A few decades and innumerable photos later, Davidson is still finding beauty in the uncommon and unconventional. Her upcoming show, “Drag Me Out, Drag Me In” (which opens Thursday, January 17, at the Paradise Lounge), is the repercussive amalgam of eight years’ worth of photographing drag queens. It began with a photo shoot of Ryan Landry, drag queen and performance artist extraordinaire, for Stuff@Night magazine. Following that successful shoot, Davidson began photographing drag queens for other publications, and taking press photos commissioned by the artists themselves.
“It was beautiful, because I don’t normally find people so ready for the camera,” she says over beers at The OtherSide Café. “I think they loved it.” Soon, Davidson was hanging out backstage at Machine, becoming friends with drag queens, and taking dates to Jacque’s Cabaret.

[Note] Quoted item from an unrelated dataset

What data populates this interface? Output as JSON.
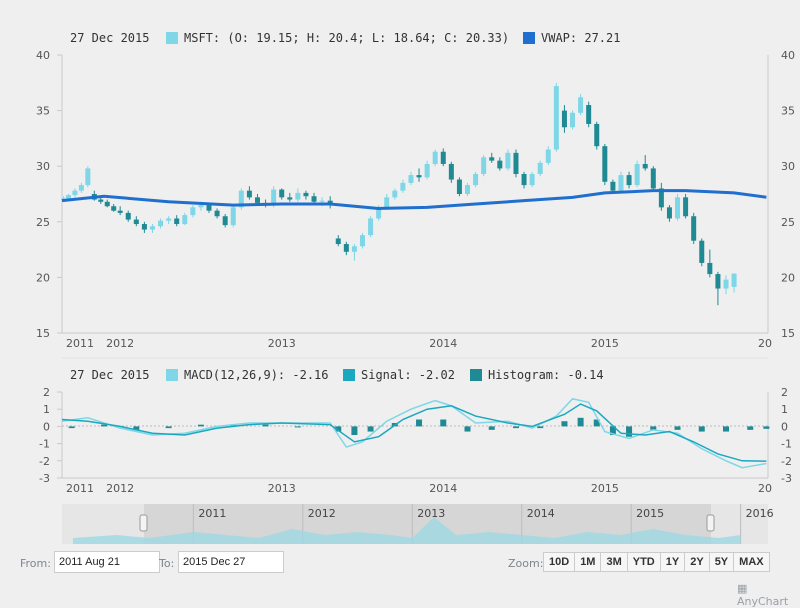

“Drag Me Out,” an assemblage of Davidson’s favorite outtakes from all of these experiences, is a visual reflection on her immersion into the drag-queen world. The photos don’t glamorize this subculture, nor do they exploit it; instead, they’re an intimate, affectionate glimpse into its inner workings: the hours of preparation and unthinkable amounts of glittery make-up, and the palpable sense of professionalism — these are some of the pros of Boston’s drag scene, after all — and absolute performance adoration. There’s a shot of a pair of feet on Machine’s white tiled bathroom floor, clad in loose, nude stockings and shoved uncomfortably into white heels, while a pair of boxy, abandoned black boots sit nearby. Another photo is a shadowy, contemplative side profile of Mizery, one of the city’s best-known drag queens, topless and adorned with David Bowie–esque striped make-up.
“It’s fascinating,” Davidson says, “because they’re more male and more female at once than I will ever be.”